What does it take to be really funny onstage? Two very different performances made me think about this question: Christopher Barksdale of Kansas City Ballet, and David Neumann in Adrienne’ Truscott’s genesis, no!
Kansas City Ballet recently brought a triple bill to the Joyce that included Donald McKayle’s new Hey-Hay, Going to Kansas City. In one scene two men are trying to get it on with one woman, and they are all dead drunk. Barksdale does drunk so thoroughly you think he might fall off the stage. His waving spine, his rubbery legs, his bobbing head seem totally out of control.
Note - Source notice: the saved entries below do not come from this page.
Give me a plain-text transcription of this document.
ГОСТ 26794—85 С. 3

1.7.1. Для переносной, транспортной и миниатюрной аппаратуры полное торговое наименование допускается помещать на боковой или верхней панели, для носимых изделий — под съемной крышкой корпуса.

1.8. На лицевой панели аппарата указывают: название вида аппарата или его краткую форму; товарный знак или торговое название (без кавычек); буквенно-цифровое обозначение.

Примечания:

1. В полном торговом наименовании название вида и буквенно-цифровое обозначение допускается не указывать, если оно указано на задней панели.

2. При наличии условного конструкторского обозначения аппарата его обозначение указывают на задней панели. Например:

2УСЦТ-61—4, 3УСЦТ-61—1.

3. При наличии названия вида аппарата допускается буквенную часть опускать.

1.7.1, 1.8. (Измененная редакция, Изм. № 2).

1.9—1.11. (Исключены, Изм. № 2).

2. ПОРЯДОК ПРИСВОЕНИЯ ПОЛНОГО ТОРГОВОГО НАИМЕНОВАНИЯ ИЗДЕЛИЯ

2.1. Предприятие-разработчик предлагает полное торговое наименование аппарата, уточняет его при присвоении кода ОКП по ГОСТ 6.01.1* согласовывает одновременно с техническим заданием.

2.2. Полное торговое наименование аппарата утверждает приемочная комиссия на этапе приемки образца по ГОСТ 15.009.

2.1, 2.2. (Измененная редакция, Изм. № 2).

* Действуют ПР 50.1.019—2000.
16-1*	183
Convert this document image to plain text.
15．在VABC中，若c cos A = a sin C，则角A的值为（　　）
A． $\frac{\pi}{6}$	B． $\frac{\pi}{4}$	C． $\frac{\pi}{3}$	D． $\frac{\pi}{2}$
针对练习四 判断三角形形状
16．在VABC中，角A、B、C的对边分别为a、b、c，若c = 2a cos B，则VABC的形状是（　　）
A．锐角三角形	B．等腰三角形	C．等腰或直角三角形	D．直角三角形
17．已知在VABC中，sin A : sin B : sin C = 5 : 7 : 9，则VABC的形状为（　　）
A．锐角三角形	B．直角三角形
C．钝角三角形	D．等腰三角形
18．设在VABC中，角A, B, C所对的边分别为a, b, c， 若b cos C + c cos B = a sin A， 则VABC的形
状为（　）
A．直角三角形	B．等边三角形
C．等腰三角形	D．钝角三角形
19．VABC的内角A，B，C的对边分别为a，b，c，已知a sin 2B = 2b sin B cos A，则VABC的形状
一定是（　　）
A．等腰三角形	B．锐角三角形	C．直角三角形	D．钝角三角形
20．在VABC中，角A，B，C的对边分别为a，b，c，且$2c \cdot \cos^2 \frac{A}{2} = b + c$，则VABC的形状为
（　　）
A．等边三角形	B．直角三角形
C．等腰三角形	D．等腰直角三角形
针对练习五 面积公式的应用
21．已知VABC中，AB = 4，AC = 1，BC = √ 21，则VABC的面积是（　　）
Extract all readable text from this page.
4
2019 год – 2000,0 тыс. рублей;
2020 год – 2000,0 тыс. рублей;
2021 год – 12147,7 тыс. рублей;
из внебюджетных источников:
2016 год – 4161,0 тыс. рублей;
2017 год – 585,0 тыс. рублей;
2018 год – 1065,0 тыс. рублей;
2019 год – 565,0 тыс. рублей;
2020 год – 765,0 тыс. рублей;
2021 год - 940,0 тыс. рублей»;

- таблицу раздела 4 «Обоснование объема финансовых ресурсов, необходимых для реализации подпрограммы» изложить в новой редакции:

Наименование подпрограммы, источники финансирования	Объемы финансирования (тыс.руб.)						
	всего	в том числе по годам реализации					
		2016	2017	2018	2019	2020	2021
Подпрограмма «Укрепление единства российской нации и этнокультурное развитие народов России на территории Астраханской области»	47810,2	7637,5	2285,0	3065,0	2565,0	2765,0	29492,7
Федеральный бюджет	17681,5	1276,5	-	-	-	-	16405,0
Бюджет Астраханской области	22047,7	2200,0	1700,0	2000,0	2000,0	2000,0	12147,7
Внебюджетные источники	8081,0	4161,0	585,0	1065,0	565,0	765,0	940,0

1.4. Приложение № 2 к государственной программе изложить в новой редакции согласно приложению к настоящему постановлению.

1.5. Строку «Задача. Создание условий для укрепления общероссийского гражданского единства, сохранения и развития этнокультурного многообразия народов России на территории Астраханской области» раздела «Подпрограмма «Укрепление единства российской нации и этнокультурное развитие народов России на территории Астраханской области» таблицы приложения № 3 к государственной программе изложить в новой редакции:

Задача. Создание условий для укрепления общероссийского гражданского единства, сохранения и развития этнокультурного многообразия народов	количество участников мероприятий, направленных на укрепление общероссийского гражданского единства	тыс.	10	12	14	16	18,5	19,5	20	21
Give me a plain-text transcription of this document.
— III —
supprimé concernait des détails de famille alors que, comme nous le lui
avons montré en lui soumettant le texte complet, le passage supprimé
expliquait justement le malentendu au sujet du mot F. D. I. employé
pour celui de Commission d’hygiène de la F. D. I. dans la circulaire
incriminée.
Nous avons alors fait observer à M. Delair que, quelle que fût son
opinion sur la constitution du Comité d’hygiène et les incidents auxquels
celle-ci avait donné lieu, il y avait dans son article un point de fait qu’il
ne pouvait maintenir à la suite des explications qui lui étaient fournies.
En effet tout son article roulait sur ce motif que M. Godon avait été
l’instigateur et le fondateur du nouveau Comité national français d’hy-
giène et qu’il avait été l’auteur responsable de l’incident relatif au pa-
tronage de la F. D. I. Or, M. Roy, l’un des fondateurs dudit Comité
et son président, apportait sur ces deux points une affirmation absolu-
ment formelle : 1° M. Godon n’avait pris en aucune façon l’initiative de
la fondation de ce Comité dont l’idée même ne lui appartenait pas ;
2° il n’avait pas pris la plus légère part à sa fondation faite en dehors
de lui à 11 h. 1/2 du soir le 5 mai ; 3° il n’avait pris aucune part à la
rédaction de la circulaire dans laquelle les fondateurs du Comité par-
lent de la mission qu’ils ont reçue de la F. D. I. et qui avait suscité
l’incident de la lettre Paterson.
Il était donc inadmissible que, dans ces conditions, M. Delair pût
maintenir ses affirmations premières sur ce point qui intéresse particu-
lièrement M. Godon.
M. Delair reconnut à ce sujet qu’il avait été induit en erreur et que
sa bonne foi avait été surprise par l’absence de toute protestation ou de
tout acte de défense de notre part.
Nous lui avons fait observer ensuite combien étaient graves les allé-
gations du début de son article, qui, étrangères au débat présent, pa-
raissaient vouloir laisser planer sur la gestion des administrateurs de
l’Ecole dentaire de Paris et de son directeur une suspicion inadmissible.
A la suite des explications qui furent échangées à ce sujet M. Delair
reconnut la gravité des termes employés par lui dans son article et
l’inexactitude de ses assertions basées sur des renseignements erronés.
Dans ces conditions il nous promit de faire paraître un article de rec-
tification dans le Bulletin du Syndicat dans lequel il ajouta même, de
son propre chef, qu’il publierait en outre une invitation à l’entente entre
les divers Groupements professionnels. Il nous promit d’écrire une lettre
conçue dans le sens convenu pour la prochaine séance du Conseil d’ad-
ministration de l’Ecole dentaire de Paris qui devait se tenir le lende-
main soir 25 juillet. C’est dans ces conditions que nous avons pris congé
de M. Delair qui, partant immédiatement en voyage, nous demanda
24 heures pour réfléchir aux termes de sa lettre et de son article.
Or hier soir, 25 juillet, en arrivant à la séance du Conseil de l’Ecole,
And yet you know that a sophisticated dance mind/body is making all this waywardness this happen. What Barksdale understands about humor is that you have to throw every inch of your self into it, hook, line, and sinker. You have to go all the way. So it’s almost a little dangerous to watch.
Adrienne Truscott’s rerun of genesis, no! at DTW is funny from the very start when a tall, nerdy “Adam” (Neal Medlyn) comes out to play a recorder, wearing only red-framed glasses and a diaper-like loincloth. He’s funny because there’s a gap between what he is acting and the way he is moving. But I want to talk about David Neumann, partly because I’m more familiar with him as a performer, and partly because his brand of humor seems to require a very specific skill. Even in stillness, portraying some kind of duck hunter on display in this loony piece, his presentation is so complete that your eyes lock into the figure he cuts. Later he tries to open a closet and things fall on him; he thrashes around, hitting the door, the coat rack, and generally causing a clattering chaos. His actions looked so real, so rash, so like life interrupted and yet so precise that it made me think of Donald O’Connor in that wonderful routine “Make ’Em Laugh” in Singing in the Rain. What Neumann understands about humor is that it depends on a very small something that we usually try to keep at bay, a tiny germ of absurdity that’s perhaps inherent in effort of any kind. And Neumann has a gift for demonstrating that this existential absurdity is simply a result of human striving.